Après trois mois d’arrêt, l’« Ocean-Viking » reprend les sauvetages de migrants en Méditerranée

Photo:L’« Ocean-Viking » dans le port de Marseille, le 18 juin 2020. SHAHZAD ABDUL / AFP

Le bateau-ambulance, navire humanitaire de SOS Méditerranée, a quitté Marseille, son port d’attache, vers 8 h 30 pour se diriger vers la Méditerranée centrale.

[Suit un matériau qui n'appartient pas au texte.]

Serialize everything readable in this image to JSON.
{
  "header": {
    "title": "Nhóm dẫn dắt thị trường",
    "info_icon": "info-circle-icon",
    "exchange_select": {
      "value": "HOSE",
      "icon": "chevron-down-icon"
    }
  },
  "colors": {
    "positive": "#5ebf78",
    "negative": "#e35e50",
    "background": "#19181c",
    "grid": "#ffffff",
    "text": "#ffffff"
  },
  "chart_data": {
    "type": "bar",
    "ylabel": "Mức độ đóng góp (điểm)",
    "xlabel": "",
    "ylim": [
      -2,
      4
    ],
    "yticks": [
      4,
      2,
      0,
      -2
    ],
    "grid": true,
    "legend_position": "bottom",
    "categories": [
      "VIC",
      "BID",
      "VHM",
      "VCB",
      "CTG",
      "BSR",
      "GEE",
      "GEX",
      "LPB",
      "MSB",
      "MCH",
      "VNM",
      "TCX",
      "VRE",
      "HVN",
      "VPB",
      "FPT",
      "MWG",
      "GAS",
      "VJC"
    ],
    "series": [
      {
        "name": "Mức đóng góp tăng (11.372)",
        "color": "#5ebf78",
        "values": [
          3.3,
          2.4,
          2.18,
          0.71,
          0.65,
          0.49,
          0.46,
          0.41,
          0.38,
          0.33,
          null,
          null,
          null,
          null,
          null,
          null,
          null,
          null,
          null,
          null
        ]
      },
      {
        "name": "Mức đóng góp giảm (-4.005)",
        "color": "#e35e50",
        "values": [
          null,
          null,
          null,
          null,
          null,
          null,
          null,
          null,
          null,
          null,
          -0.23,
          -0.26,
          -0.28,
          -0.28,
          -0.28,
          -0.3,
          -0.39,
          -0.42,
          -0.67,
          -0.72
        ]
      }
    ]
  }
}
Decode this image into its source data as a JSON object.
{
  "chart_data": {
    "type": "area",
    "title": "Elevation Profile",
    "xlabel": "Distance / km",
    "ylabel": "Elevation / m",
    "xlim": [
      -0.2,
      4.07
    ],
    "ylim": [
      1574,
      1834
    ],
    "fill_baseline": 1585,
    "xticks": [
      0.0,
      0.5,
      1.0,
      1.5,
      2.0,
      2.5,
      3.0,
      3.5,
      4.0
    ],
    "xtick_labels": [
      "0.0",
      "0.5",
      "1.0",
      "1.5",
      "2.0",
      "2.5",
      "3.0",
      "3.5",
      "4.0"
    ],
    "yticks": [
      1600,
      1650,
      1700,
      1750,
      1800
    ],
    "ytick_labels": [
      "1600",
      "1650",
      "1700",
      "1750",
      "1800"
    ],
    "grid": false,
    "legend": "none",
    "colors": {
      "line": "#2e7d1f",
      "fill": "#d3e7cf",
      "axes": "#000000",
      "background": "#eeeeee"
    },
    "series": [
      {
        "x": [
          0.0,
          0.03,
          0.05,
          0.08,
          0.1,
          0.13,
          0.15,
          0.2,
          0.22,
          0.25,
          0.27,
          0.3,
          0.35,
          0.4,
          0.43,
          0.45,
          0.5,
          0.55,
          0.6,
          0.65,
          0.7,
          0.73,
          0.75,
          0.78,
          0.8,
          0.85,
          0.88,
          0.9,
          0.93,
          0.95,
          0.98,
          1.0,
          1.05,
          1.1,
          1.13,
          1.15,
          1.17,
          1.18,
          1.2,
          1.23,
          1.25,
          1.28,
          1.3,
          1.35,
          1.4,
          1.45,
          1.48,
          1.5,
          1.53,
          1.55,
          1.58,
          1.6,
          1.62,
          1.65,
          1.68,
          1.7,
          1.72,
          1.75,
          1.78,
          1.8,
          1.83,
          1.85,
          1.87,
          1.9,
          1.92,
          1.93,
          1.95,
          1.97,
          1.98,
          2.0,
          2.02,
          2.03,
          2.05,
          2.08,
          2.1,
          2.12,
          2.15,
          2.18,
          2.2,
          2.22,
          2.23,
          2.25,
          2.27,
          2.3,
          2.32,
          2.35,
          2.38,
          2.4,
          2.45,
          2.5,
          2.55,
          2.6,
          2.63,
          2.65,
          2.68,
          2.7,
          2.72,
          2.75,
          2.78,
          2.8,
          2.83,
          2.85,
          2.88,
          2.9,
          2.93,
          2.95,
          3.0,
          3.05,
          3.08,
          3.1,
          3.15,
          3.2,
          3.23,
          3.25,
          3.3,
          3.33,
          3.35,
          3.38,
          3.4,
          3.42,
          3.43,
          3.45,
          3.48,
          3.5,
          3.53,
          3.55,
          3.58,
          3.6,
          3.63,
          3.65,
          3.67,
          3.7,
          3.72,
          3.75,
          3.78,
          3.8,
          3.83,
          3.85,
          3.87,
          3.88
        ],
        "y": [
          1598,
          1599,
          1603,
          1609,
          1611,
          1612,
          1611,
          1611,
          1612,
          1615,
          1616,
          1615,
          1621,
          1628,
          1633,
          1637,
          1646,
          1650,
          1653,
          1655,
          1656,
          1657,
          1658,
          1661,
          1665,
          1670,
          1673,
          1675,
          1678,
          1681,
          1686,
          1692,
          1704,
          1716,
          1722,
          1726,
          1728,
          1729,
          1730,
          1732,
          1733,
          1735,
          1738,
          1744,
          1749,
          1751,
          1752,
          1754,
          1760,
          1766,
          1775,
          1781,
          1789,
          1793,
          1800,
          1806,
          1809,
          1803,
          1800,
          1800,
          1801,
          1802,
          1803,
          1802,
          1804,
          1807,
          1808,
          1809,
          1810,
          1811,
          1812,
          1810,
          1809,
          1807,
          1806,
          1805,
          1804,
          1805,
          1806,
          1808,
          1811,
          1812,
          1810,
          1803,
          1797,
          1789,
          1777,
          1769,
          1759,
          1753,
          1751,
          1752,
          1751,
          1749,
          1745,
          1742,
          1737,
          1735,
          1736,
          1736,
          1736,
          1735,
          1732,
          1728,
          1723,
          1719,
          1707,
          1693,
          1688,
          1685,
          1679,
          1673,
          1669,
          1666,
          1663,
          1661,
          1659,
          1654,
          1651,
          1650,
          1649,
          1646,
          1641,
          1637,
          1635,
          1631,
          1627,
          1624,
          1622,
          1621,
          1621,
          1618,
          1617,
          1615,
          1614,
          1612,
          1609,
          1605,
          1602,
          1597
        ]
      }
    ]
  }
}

L’Ocean-Viking, navire humanitaire de SOS Méditerranée, est reparti en mer lundi 22 juin après trois mois d’arrêt en raison de la crise sanitaire, pour reprendre ses sauvetages entre l’Europe et la Libye, que les migrants continuent de fuir au péril de leur vie. Le bateau-ambulance, successeur de l’emblématique Aquarius, a quitté Marseille, son port d’attache, vers 8 h 30 pour se diriger vers la Méditerranée centrale, route migratoire maritime la plus meurtrière du monde, où il s’attend à trouver de nombreux naufragés dont même le Covid-19 n’a pas freiné l’exode.

« Il y a une augmentation drastique des départs » et « notre rôle, c’est de sauver des vies en Méditerranée centrale, où il y a un vide entre la Libye et les pays européens » qui n’y assument pas leur mission de secours, résume, à bord, Nicholas Romaniuk, qui coordonne les opérations de secours en mer.

Les dernières données du Haut-Commissariat des Nations unies pour les réfugiés (HCR) confortent ce constat : entre début janvier et fin mai, les tentatives de traversée au départ de la Libye ont augmenté de 150 %, comparé à la même période l’an dernier, soit 8 311 personnes qui ont pris la mer sur des embarcations de fortune, contre 3 712.

Le retour de l’Ocean-Viking s’accompagne d’un défi supplémentaire : éviter que le virus ne se propage sur le bateau. Pour cela, SOS Méditerranée a mis en place un strict protocole, de l’équipement quasi chirurgical pour les marins-sauveteurs à un sas de décontamination à bord, en passant par des places d’isolement dans des conteneurs en cas de besoin. Sans compter que l’ONG a dû constituer au pied levé une équipe médicale, après que son partenaire Médecins sans frontières (MSF) a claqué la porte en avril.

« On voit le redémarrage d’une solidarité européenne »

Une éclaircie se profile toutefois sur la route du navire rouge et blanc battant pavillon norvégien, qui doit arriver au large des eaux libyennes jeudi : si le Covid-19 avait figé les sauvetages et, plus largement, les débarquements de migrants en Europe, la réouverture progressive des frontières européennes s’accompagne de leur reprise.

Le Sea-Watch 3, de l’ONG allemande Sea-Watch, et la Mare-Jonio, de l’italienne Mediterranea Saving Humans, sont les deux premiers bateaux à être retournés dans cette zone, respectivement les 8 et 10 juin. Dimanche, Sea-Watch a annoncé le transbordement de 211 naufragés sur un ferry dans un port sicilien, où ils observeront une quarantaine. Le même jour, la Mare-Jonio a annoncé avoir débarqué, également en Sicile, 67 personnes secourues la veille.

« Ces deux événements sont des indicateurs extrêmement encourageants. (…) C’est une bonne nouvelle, on voit le redémarrage d’une solidarité européenne », confie Frédéric Penard, autre responsable de SOS Méditerranée. Mais il tempère immédiatement : « On revient donc à la situation antérieure au Covid-19, où les débarquements se décident au cas par cas. Ce n’est pas suffisant, car il n’y a pas de mécanisme automatique ».

Depuis la signature du préaccord de La Valette, qui avait permis d’ébaucher en septembre dernier les termes d’un tel mécanisme, qui rendrait automatique l’accueil des migrants par plusieurs pays européens, l’Italie et Malte, en première ligne, ont les yeux rivés sur le pacte migratoire qui doit être dévoilé dans les prochains jours à Bruxelles.